All of the key regulators, APRA, ASIC and the ACCC, emphasise the importance of businesses’ corporate culture in their approach to risk and compliance.(Background).
The poor management of recent compliance breaches can often be traced back to a silo culture which undermines the organisation’s values.
While setting up departments or subsidiaries in an organisation can be efficient (as it allows for specialisation) when an organisation has hundreds, let alone thousands, of employees communication become critical.
Not only does a department need to communicate within itself it needs to communicate with other departments and observe common values.
An organisation’s underlying corporate culture has to be consistent across all groups regardless of their function. If your organisation has core social values how do you make sure they are implemented?
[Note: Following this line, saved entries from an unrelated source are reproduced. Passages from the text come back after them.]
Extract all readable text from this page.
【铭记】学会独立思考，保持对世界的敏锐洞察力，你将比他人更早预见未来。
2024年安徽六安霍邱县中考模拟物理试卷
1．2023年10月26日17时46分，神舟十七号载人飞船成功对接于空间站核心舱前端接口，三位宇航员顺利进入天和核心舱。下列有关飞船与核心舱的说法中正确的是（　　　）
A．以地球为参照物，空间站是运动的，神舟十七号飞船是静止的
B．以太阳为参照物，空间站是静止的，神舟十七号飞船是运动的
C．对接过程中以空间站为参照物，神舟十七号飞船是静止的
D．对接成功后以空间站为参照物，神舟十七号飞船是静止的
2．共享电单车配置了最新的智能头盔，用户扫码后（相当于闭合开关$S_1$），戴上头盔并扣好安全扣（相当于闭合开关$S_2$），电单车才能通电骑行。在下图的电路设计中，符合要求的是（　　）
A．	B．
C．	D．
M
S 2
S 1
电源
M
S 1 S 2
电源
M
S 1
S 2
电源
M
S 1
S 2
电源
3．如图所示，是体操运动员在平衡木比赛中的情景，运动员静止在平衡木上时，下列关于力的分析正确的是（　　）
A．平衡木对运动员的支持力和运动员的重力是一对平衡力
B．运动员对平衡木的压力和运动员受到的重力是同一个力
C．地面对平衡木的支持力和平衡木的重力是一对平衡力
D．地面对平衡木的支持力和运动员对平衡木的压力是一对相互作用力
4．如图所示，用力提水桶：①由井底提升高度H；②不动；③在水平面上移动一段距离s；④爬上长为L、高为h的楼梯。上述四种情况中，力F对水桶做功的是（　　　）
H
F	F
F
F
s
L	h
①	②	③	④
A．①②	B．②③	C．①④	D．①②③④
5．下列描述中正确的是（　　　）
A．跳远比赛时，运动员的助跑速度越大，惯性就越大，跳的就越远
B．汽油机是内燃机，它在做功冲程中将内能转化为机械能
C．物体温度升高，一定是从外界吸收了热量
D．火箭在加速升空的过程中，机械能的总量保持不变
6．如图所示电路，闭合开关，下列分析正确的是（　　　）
Financial advice breaches in recent years by CBA, Macquarie and more recently IOOF all appeared to involve a failure to successfully implement a uniform set of standards and procedures across the organisation’s various individual licensees and at the group level.
In particular a breakdown in compliance within one division was typically covered up internally and not reported to, or inadequately communicated to, head office. Internal reviews became a “whitewash” and external consultants were not given the full facts.
When there are organisation-wide risk issues the organisation as a whole needs to be aware and respond appropriately. The creation of silos affects the monitoring and supervision of risks as well as responding to them.
Your compliance management program needs to address this risk.